Başkaları gibi dün yaptığımı bugün yalanlayacak kadar da şahsiyetsiz değilim. Daha düne kadar cemaatin köleliğine razı olmayanlar şimdi cemaate en büyük düşman olsalar da ben dün nerede idiysem bugün de aynı yerdeyim. 
Üç çocuğumun üçünü de cemaatin rahlei tedrisinden geçirdim ama çocuklarıma, 'Yavrularım her şeyi yapabilirsiniz ama tek bir isteğim var. Asla aklınızı kiraya vermeyin' dediğim için onlar da bu nasihatime kulak verdikleri için hiç birisi cemaat müridi olmadı. 
İmam Hatip Liselerinin Üniversiteye girme hakkı gidince, oğlum Kıbrısta okumak zorunda kaldı. Kıbrıs'a okumak için giden çocukların, sadece yüzde onu gittiği gibi temiz döndüğünü bildiğim için oğlumu cemaat yurduna verdim.
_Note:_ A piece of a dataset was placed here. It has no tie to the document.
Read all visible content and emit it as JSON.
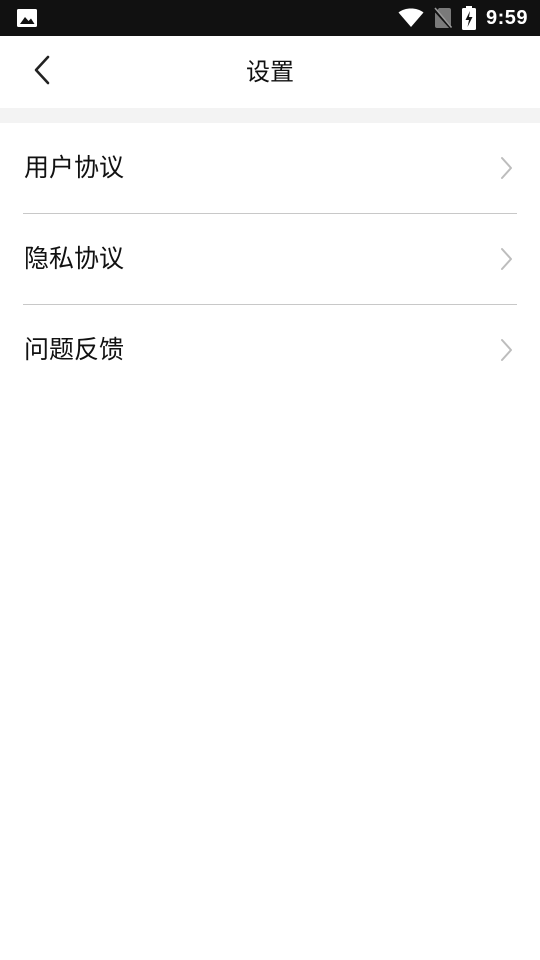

Orada bir yıl kaldıktan sonra ayrıldı ama onlara hiç bir zaman düşman olmadı. Kızım Amasya Eğitim Fakültesi'ni kazanınca yine Amasya'daki cemaatin yurduna verdim bir yıl orada kaldıktan sonra ikinci yıl onların evlerinde ablalık yapmaya başladı. Ancak babasının kızı olduğundan o da aklını kiraya vermedi. Sohbetlerinde Hocaefendi'nin kitaplarının dışında Ayet ve Hadis'lerden bahsedince ablalıktan atıldı. Ama yine de okul bitimine dek cemaat evlerinde kalmaya devam etti. Küçük oğlum, İstanbul'a Üniversiteye gidince onu da onların yurduna verdim ama o da aklını kiraya vermeyince dışlamaya kalktılar onu.
Nihayetinde biz cemaate bu kadar yakın olmamıza rağmen bu şehirde cemaatin en büyük düşmanı bu fakir ilan edilmekle kalmadı, emniyet, adliye, siyaset üçgeni kontrollerinde olduğu dönemde bana yapılmadık zulmü bırakmadılar.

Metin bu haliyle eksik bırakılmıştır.